Oh show me the way to the next whisky bar
oh don't ask why, oh don't ask why
For we must find the next whisky bar
or if we don't find the next whisky bar
I tell you we must die
I tell you we must die
I tell you
I tell you
I tell you we must die

Oh moon of Alabama it's time to say good bye
We've lost our good old mama
And must have whisky or you know why


The above isn't that unusual, to be sure. But by the end, it's profoundly, um, unheimlich.
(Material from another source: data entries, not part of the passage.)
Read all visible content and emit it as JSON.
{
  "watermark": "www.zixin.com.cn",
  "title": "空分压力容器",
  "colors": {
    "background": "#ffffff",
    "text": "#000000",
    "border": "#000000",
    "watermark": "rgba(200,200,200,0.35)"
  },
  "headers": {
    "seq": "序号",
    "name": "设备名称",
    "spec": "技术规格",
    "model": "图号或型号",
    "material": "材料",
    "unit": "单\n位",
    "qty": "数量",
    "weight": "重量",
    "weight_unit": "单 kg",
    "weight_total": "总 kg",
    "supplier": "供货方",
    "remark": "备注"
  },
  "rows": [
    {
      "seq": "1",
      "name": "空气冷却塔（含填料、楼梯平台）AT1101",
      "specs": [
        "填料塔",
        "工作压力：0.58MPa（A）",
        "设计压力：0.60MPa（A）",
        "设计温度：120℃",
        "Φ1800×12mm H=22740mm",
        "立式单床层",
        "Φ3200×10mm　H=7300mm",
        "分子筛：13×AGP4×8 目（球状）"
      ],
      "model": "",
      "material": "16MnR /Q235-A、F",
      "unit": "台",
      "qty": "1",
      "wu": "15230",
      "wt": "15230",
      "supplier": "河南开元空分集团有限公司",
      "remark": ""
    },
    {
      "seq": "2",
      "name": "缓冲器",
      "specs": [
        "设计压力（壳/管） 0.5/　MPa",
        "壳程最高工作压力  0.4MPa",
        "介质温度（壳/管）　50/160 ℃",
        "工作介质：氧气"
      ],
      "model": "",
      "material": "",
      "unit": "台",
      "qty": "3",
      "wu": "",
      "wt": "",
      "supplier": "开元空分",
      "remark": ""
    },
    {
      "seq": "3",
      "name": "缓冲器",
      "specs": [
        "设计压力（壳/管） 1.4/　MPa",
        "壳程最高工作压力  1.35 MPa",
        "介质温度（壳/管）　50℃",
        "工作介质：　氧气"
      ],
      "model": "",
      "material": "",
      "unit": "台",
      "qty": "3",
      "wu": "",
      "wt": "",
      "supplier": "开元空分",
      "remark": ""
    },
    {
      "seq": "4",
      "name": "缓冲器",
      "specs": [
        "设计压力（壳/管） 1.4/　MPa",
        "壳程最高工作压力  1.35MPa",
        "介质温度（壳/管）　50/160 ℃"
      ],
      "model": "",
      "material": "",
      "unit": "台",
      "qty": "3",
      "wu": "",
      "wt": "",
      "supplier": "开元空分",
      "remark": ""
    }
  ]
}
Oh show us the way to the next little girl
oh don't ask why, oh don't ask why
For we must find the next little girl
or if we don't find the next little girl
I tell you we must die
I tell you we must die
I tell you
I tell you
I tell you we must die

Oh moon of Alabama it's time to say good bye
We've lost our good old mama
And must have little girl or you know why

Oh moon of Alabama it's time to say "auf wiedersehen"
We've lost our good old mama
And must have little girl or you know why
you know why
you know why


This song--which I like, not least since Bowie does the unheimlich quite well indeed-- has two associations for me.

Firstly, whenever I think of the state of Alabama, this song is the first thing I associate with the name; Nazi war criminals building rockets for the United States come second. This creates a--I don't know if you'd call it a bias, but it certainly makes my perspectives on the state off-kilter. As you can imagine.

Secondly, this song reminds me of why we love David Bowie. Even recovering from his nadir--even at his nadir--he's more than capable of creating and/or discovering and certainly performing songs of a certain eccentricity and a definite mass appeal. I like Bowie's cover of "Alabama Song," I do. And you?